Damn Vulnerable DeFi V4: Naive Receiver

Overview

Hello everyone! Hope you are doing fantastic!

This is Foued SAIDI (0xkujen), senior pentester and a wannabe Web3/Blockhain Security Researcher.

Today I am continuing my Web3/Blockchain series by tackling the second challenge from the Damn Vulnerable DeFi series created by The Red Guild where I will be explaining in depth each challenge, my approach to solving it and my solutions.

Hope you enjoy it and learn something new!

Check the previous Damn Vulnerable DeFi challenge called Unstoppable from this blog post. Enjoy!

‘Naive Receiver’ challenge

Naive Receiver

Challenge Description

There’s a pool with 1000 WETH in balance offering flash loans. It has a fixed fee of 1 WETH. The pool supports meta-transactions by integrating with a permissionless forwarder contract.

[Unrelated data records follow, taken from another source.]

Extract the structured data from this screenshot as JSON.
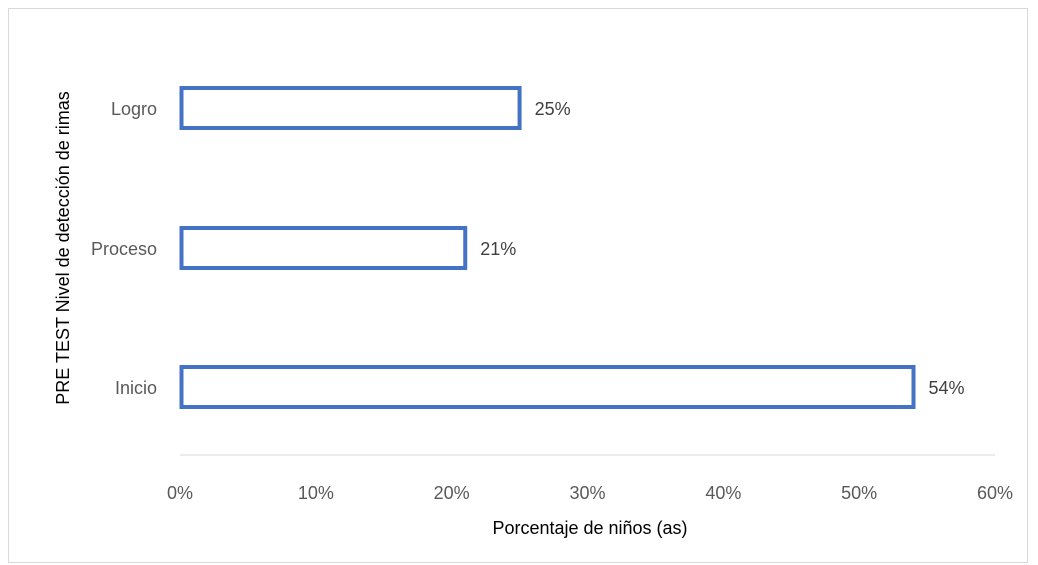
{
  "chart_data": {
    "type": "bar",
    "orientation": "horizontal",
    "categories": [
      "Inicio",
      "Proceso",
      "Logro"
    ],
    "values": [
      54,
      21,
      25
    ],
    "data_labels": [
      "54%",
      "21%",
      "25%"
    ],
    "xlabel": "Porcentaje de niños (as)",
    "ylabel": "PRE TEST Nivel de detección de rimas",
    "xlim": [
      0,
      60
    ],
    "xticks": [
      "0%",
      "10%",
      "20%",
      "30%",
      "40%",
      "50%",
      "60%"
    ],
    "grid": false,
    "legend": "none",
    "bar_style": "outline",
    "bar_color": "#4472c4"
  }
}
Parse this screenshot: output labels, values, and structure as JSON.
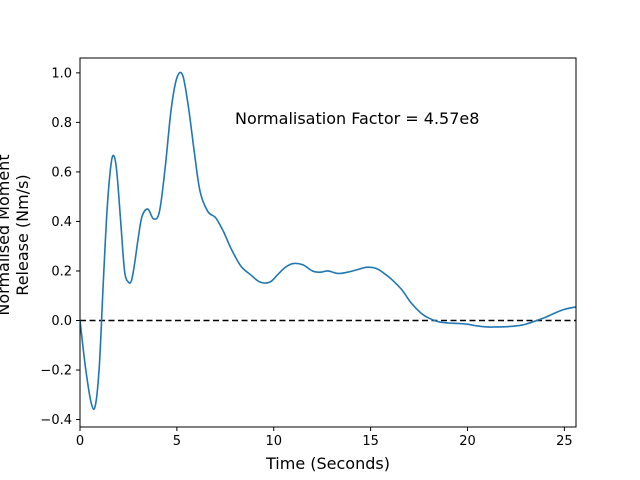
{
  "chart_data": {
    "type": "line",
    "title": "",
    "xlabel": "Time (Seconds)",
    "ylabel_line1": "Normalised Moment",
    "ylabel_line2": "Release (Nm/s)",
    "xlim": [
      0,
      25.6
    ],
    "ylim": [
      -0.43,
      1.06
    ],
    "xticks": [
      0,
      5,
      10,
      15,
      20,
      25
    ],
    "xtick_labels": [
      "0",
      "5",
      "10",
      "15",
      "20",
      "25"
    ],
    "yticks": [
      -0.4,
      -0.2,
      0.0,
      0.2,
      0.4,
      0.6,
      0.8,
      1.0
    ],
    "ytick_labels": [
      "−0.4",
      "−0.2",
      "0.0",
      "0.2",
      "0.4",
      "0.6",
      "0.8",
      "1.0"
    ],
    "grid": false,
    "annotation": "Normalisation Factor = 4.57e8",
    "reference_line": {
      "y": 0.0,
      "style": "dashed",
      "color": "#000000"
    },
    "series": [
      {
        "color": "#1f77b4",
        "x": [
          0,
          0.3,
          0.6,
          0.8,
          1.0,
          1.2,
          1.4,
          1.6,
          1.75,
          1.9,
          2.1,
          2.3,
          2.5,
          2.65,
          2.8,
          3.0,
          3.2,
          3.5,
          3.8,
          4.1,
          4.4,
          4.7,
          5.0,
          5.3,
          5.6,
          5.9,
          6.2,
          6.6,
          7.0,
          7.4,
          7.8,
          8.3,
          8.8,
          9.3,
          9.8,
          10.2,
          10.6,
          11.0,
          11.5,
          12.0,
          12.4,
          12.8,
          13.3,
          13.8,
          14.3,
          14.8,
          15.3,
          15.7,
          16.1,
          16.6,
          17.1,
          17.6,
          18.0,
          18.5,
          19.0,
          19.5,
          20.0,
          20.5,
          21.0,
          21.5,
          22.0,
          22.5,
          23.0,
          23.5,
          24.0,
          24.5,
          25.0,
          25.6
        ],
        "y": [
          0.0,
          -0.2,
          -0.34,
          -0.34,
          -0.18,
          0.15,
          0.45,
          0.63,
          0.665,
          0.6,
          0.4,
          0.2,
          0.155,
          0.16,
          0.22,
          0.33,
          0.42,
          0.45,
          0.41,
          0.44,
          0.62,
          0.85,
          0.98,
          0.99,
          0.86,
          0.68,
          0.52,
          0.44,
          0.415,
          0.36,
          0.29,
          0.22,
          0.185,
          0.155,
          0.155,
          0.185,
          0.215,
          0.23,
          0.225,
          0.2,
          0.195,
          0.2,
          0.19,
          0.195,
          0.205,
          0.215,
          0.21,
          0.19,
          0.165,
          0.125,
          0.07,
          0.03,
          0.01,
          -0.005,
          -0.01,
          -0.012,
          -0.015,
          -0.022,
          -0.026,
          -0.026,
          -0.025,
          -0.022,
          -0.015,
          -0.002,
          0.012,
          0.03,
          0.045,
          0.055
        ]
      }
    ]
  }
}
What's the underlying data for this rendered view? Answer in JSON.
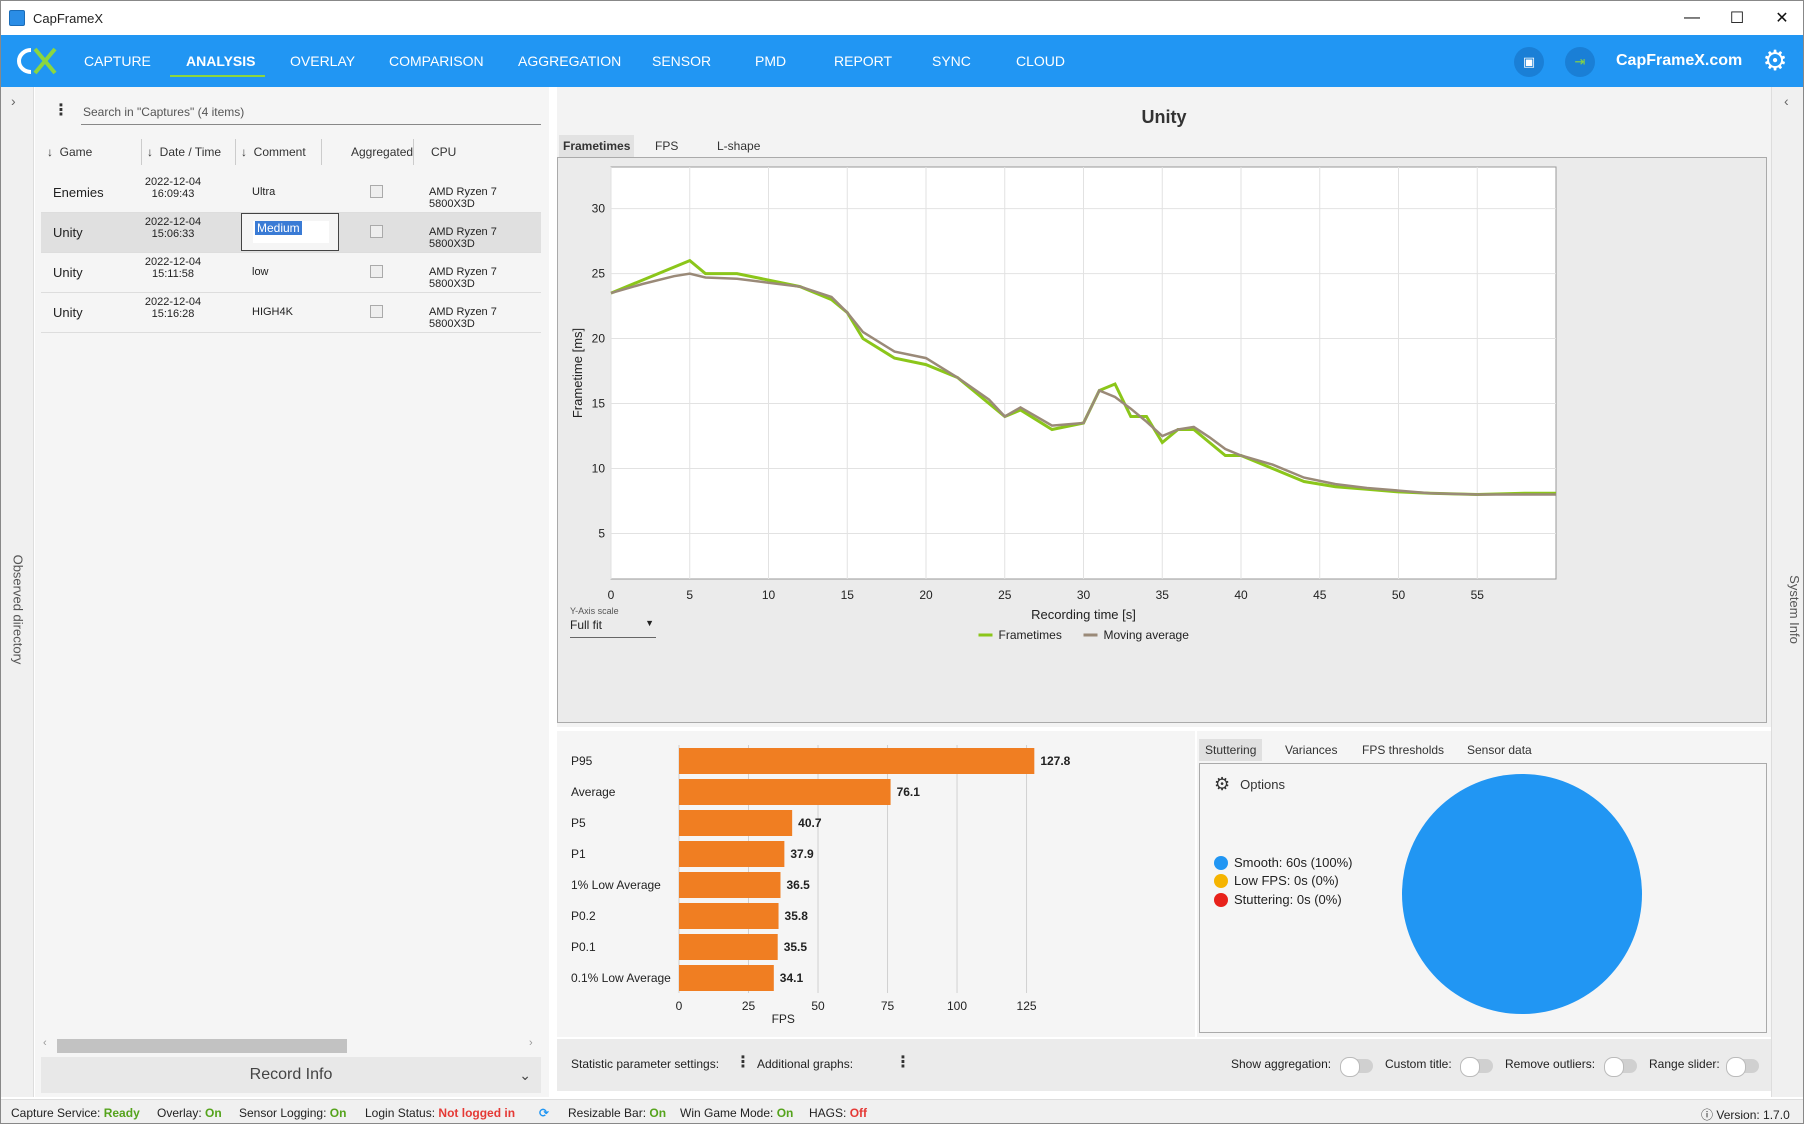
{
  "window": {
    "title": "CapFrameX",
    "minimize": "—",
    "maximize": "☐",
    "close": "✕"
  },
  "nav": {
    "items": [
      "CAPTURE",
      "ANALYSIS",
      "OVERLAY",
      "COMPARISON",
      "AGGREGATION",
      "SENSOR",
      "PMD",
      "REPORT",
      "SYNC",
      "CLOUD"
    ],
    "active": "ANALYSIS",
    "site": "CapFrameX.com"
  },
  "left": {
    "search_placeholder": "Search in \"Captures\" (4 items)",
    "observed": "Observed directory",
    "record_info": "Record Info",
    "columns": {
      "game": "Game",
      "date": "Date / Time",
      "comment": "Comment",
      "aggregated": "Aggregated",
      "cpu": "CPU"
    },
    "rows": [
      {
        "game": "Enemies",
        "date": "2022-12-04",
        "time": "16:09:43",
        "comment": "Ultra",
        "cpu": "AMD Ryzen 7 5800X3D"
      },
      {
        "game": "Unity",
        "date": "2022-12-04",
        "time": "15:06:33",
        "comment": "Medium",
        "cpu": "AMD Ryzen 7 5800X3D"
      },
      {
        "game": "Unity",
        "date": "2022-12-04",
        "time": "15:11:58",
        "comment": "low",
        "cpu": "AMD Ryzen 7 5800X3D"
      },
      {
        "game": "Unity",
        "date": "2022-12-04",
        "time": "15:16:28",
        "comment": "HIGH4K",
        "cpu": "AMD Ryzen 7 5800X3D"
      }
    ]
  },
  "right": {
    "system_info": "System Info"
  },
  "graph": {
    "title": "Unity",
    "tabs": [
      "Frametimes",
      "FPS",
      "L-shape"
    ],
    "yaxis_scale_label": "Y-Axis scale",
    "yaxis_scale_value": "Full fit"
  },
  "chart_data": [
    {
      "type": "line",
      "title": "Unity",
      "xlabel": "Recording time [s]",
      "ylabel": "Frametime [ms]",
      "xlim": [
        0,
        60
      ],
      "ylim": [
        1.5,
        33.2
      ],
      "xticks": [
        0,
        5,
        10,
        15,
        20,
        25,
        30,
        35,
        40,
        45,
        50,
        55
      ],
      "yticks": [
        5,
        10,
        15,
        20,
        25,
        30
      ],
      "series": [
        {
          "name": "Frametimes",
          "color": "#8bc61a",
          "x": [
            0,
            2,
            4,
            5,
            6,
            8,
            10,
            12,
            14,
            15,
            16,
            18,
            20,
            22,
            24,
            25,
            26,
            28,
            30,
            31,
            32,
            33,
            34,
            35,
            36,
            37,
            38,
            39,
            40,
            42,
            44,
            46,
            48,
            50,
            52,
            55,
            58,
            60
          ],
          "y": [
            23.5,
            24.5,
            25.5,
            26,
            25,
            25,
            24.5,
            24,
            23,
            22,
            20,
            18.5,
            18,
            17,
            15,
            14,
            14.5,
            13,
            13.5,
            16,
            16.5,
            14,
            14,
            12,
            13,
            13,
            12,
            11,
            11,
            10,
            9,
            8.6,
            8.4,
            8.2,
            8.1,
            8.0,
            8.1,
            8.1
          ]
        },
        {
          "name": "Moving average",
          "color": "#9a8a78",
          "x": [
            0,
            2,
            4,
            5,
            6,
            8,
            10,
            12,
            14,
            15,
            16,
            18,
            20,
            22,
            24,
            25,
            26,
            28,
            30,
            31,
            32,
            33,
            34,
            35,
            36,
            37,
            38,
            39,
            40,
            42,
            44,
            46,
            48,
            50,
            52,
            55,
            58,
            60
          ],
          "y": [
            23.5,
            24.2,
            24.8,
            25,
            24.7,
            24.6,
            24.3,
            24,
            23.2,
            22,
            20.5,
            19,
            18.5,
            17,
            15.3,
            14,
            14.7,
            13.3,
            13.5,
            16,
            15.5,
            14.6,
            13.6,
            12.5,
            13,
            13.2,
            12.4,
            11.5,
            11,
            10.3,
            9.3,
            8.8,
            8.5,
            8.3,
            8.1,
            8.0,
            8.0,
            8.0
          ]
        }
      ]
    },
    {
      "type": "bar",
      "orientation": "horizontal",
      "xlabel": "FPS",
      "xlim": [
        0,
        132
      ],
      "xticks": [
        0,
        25,
        50,
        75,
        100,
        125
      ],
      "categories": [
        "P95",
        "Average",
        "P5",
        "P1",
        "1% Low Average",
        "P0.2",
        "P0.1",
        "0.1% Low Average"
      ],
      "values": [
        127.8,
        76.1,
        40.7,
        37.9,
        36.5,
        35.8,
        35.5,
        34.1
      ],
      "color": "#f07e22"
    },
    {
      "type": "pie",
      "categories": [
        "Smooth",
        "Low FPS",
        "Stuttering"
      ],
      "values": [
        100,
        0,
        0
      ],
      "colors": [
        "#2196f3",
        "#f5b400",
        "#e8221b"
      ]
    }
  ],
  "stutter": {
    "tabs": [
      "Stuttering",
      "Variances",
      "FPS thresholds",
      "Sensor data"
    ],
    "options": "Options",
    "legend": [
      "Smooth:  60s (100%)",
      "Low FPS:  0s (0%)",
      "Stuttering:  0s (0%)"
    ]
  },
  "bottom": {
    "stat_settings": "Statistic parameter settings:",
    "additional_graphs": "Additional graphs:",
    "show_aggregation": "Show aggregation:",
    "custom_title": "Custom title:",
    "remove_outliers": "Remove outliers:",
    "range_slider": "Range slider:"
  },
  "status": {
    "capture_service": "Capture Service:",
    "capture_service_val": "Ready",
    "overlay": "Overlay:",
    "overlay_val": "On",
    "sensor_logging": "Sensor Logging:",
    "sensor_logging_val": "On",
    "login_status": "Login Status:",
    "login_status_val": "Not logged in",
    "resizable_bar": "Resizable Bar:",
    "resizable_bar_val": "On",
    "win_game_mode": "Win Game Mode:",
    "win_game_mode_val": "On",
    "hags": "HAGS:",
    "hags_val": "Off",
    "version": "Version:  1.7.0"
  }
}
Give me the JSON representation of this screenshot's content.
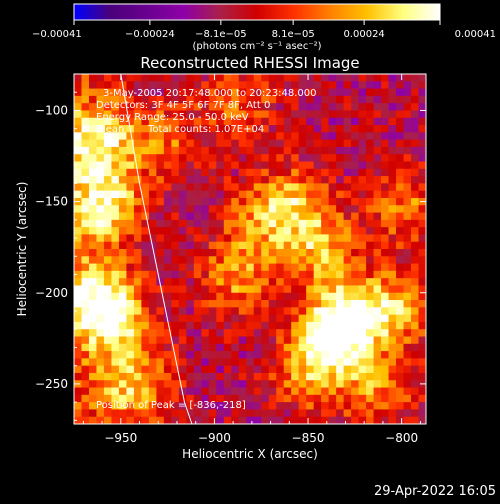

A user deployed a sample contract with 10 WETH in balance. Looks like it can execute flash loans of WETH.

All funds are at risk! Rescue all WETH from the user and the pool, and deposit it into the designated recovery account.

Link to the original challenge

Github repo link that contains challenge code and solver

Understanding the contracts

Overview

We have 4 main contracts:

NaiveReceiverPool.sol

This contract is the main pool that will be containing the FlashLoan and pool operations (Withdraw, Deposit,fees, etc.) logic.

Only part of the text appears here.